Penn State Researchers Tackle Social Network Privacy Gaps

Researchers at Pennsylvania State University's College of Information Science and Technology (IST) and the University of Kansas have partnered in an effort to reduce the gap between perceived and actual privacy for users of social networks.

That gap arises when what users intend to share differs from the information that is actually made available to others.

"People don't clearly understand the boundaries of personal information versus sharing boundaries," said Dongwon Lee, associate professor at IST and principal investigator for the project, in a prepared statement.

Dubbed "Privacy Protection in Social Networks: Bridging the Gap Between User Perception and Privacy Enforcement," the project seeks to develop methods to identify those discrepancies, "design a user-centered and computationally efficient formal model of user privacy in social networks" and develop a mechanism for enforcing privacy policies, according to information released by Penn State.

In addition to infiltrating social networks to steal personal information, "hackers can connect an identity-revealing clue from [a] medical site with a publicly known identity in social media accounts, enabling them to access information that was intended to be private," according to a news release about the project.
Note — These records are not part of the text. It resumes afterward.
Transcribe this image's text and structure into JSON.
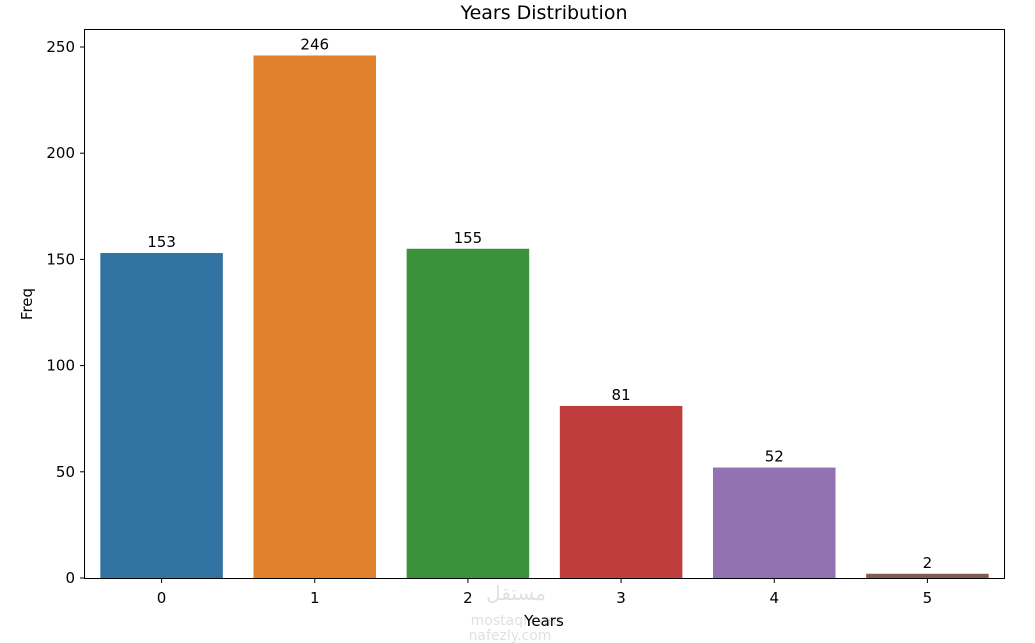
{
  "chart_data": {
    "type": "bar",
    "title": "Years Distribution",
    "xlabel": "Years",
    "ylabel": "Freq",
    "categories": [
      "0",
      "1",
      "2",
      "3",
      "4",
      "5"
    ],
    "values": [
      153,
      246,
      155,
      81,
      52,
      2
    ],
    "ylim": [
      0,
      258
    ],
    "yticks": [
      0,
      50,
      100,
      150,
      200,
      250
    ],
    "grid": false,
    "colors": [
      "#3274a1",
      "#e1812c",
      "#3a923a",
      "#c03d3e",
      "#9372b2",
      "#845b53"
    ]
  },
  "watermark": {
    "line1": "مستقل",
    "line2": "mostaql.com",
    "line3": "nafezly.com"
  }
}
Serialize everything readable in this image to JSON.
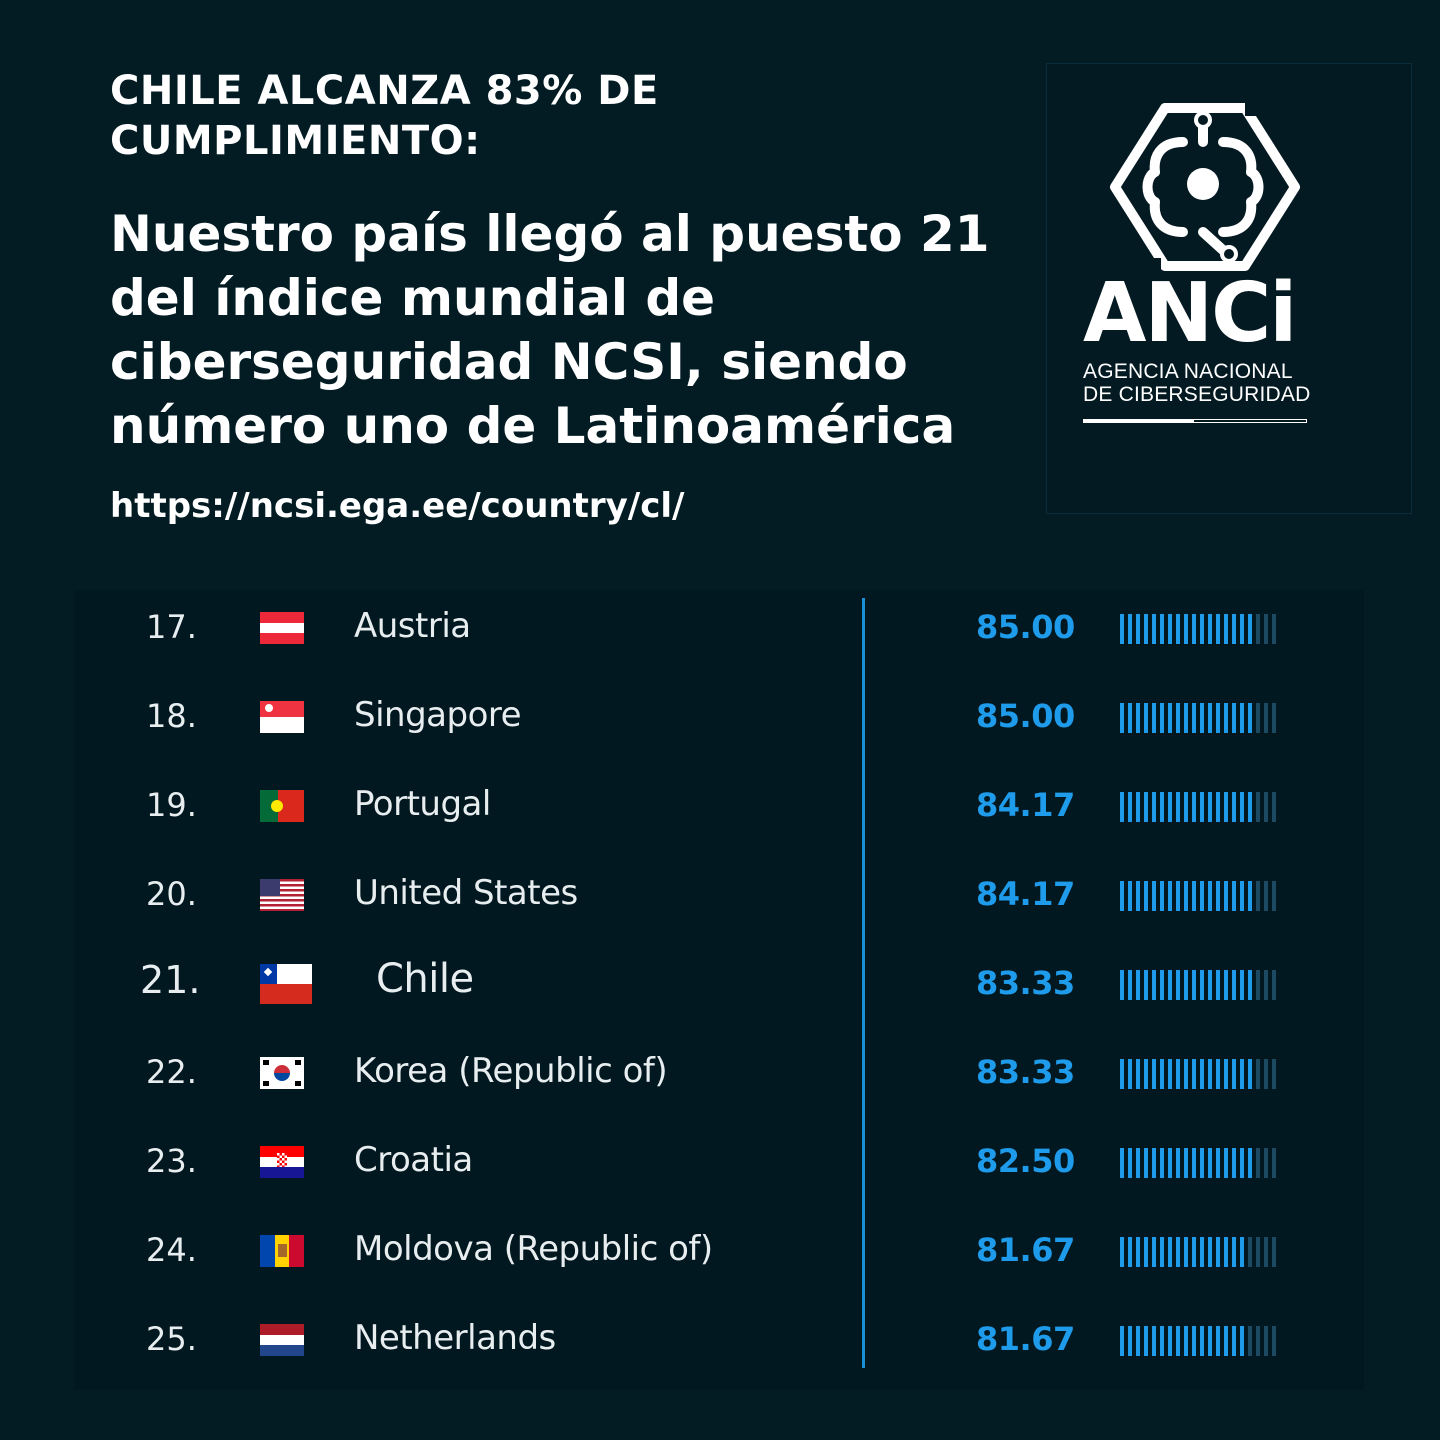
{
  "header": {
    "kicker": "CHILE ALCANZA 83% DE CUMPLIMIENTO:",
    "headline": "Nuestro país llegó al puesto 21 del índice mundial de ciberseguridad NCSI, siendo número uno de Latinoamérica",
    "url": "https://ncsi.ega.ee/country/cl/"
  },
  "logo": {
    "wordmark": "ANCi",
    "subtitle_line1": "AGENCIA NACIONAL",
    "subtitle_line2": "DE CIBERSEGURIDAD"
  },
  "colors": {
    "background": "#031c24",
    "accent": "#1e9bea",
    "bar_off": "#1c4a63"
  },
  "ranking": {
    "max_score": 100,
    "rows": [
      {
        "rank": "17.",
        "country": "Austria",
        "score": "85.00",
        "value": 85.0,
        "flag": "austria"
      },
      {
        "rank": "18.",
        "country": "Singapore",
        "score": "85.00",
        "value": 85.0,
        "flag": "singapore"
      },
      {
        "rank": "19.",
        "country": "Portugal",
        "score": "84.17",
        "value": 84.17,
        "flag": "portugal"
      },
      {
        "rank": "20.",
        "country": "United States",
        "score": "84.17",
        "value": 84.17,
        "flag": "usa"
      },
      {
        "rank": "21.",
        "country": "Chile",
        "score": "83.33",
        "value": 83.33,
        "flag": "chile",
        "highlight": true
      },
      {
        "rank": "22.",
        "country": "Korea (Republic of)",
        "score": "83.33",
        "value": 83.33,
        "flag": "korea"
      },
      {
        "rank": "23.",
        "country": "Croatia",
        "score": "82.50",
        "value": 82.5,
        "flag": "croatia"
      },
      {
        "rank": "24.",
        "country": "Moldova (Republic of)",
        "score": "81.67",
        "value": 81.67,
        "flag": "moldova"
      },
      {
        "rank": "25.",
        "country": "Netherlands",
        "score": "81.67",
        "value": 81.67,
        "flag": "netherlands"
      }
    ]
  }
}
Additionally, even users concerned about privacy and aware of possible consequences fail to take protective measures because they don't believe the risk is worth the extra vigilance, according to Lee.

Previous efforts to address the problem have relied either on technological solutions or human-oriented fixes. Lee said his project will work to combine the two approaches.

"We feel that if we take advantage of both frameworks, we'll be able to come up with a better solution," Lee said, in a Penn State news release.

Once complete, the researchers said they hope to implement their tools in a way that will allow users to more easily control their privacy, such as through an app that would work with various social media accounts.

"Hopefully, we will develop better, very vigorous underpinnings of the privacy model and a slew of technological tools to enforce this newly developed model," added Lee.

The research is being funded through a $279,154 grant to IST and a $220,162 grant to U Kansas, both from the National Science Foundation.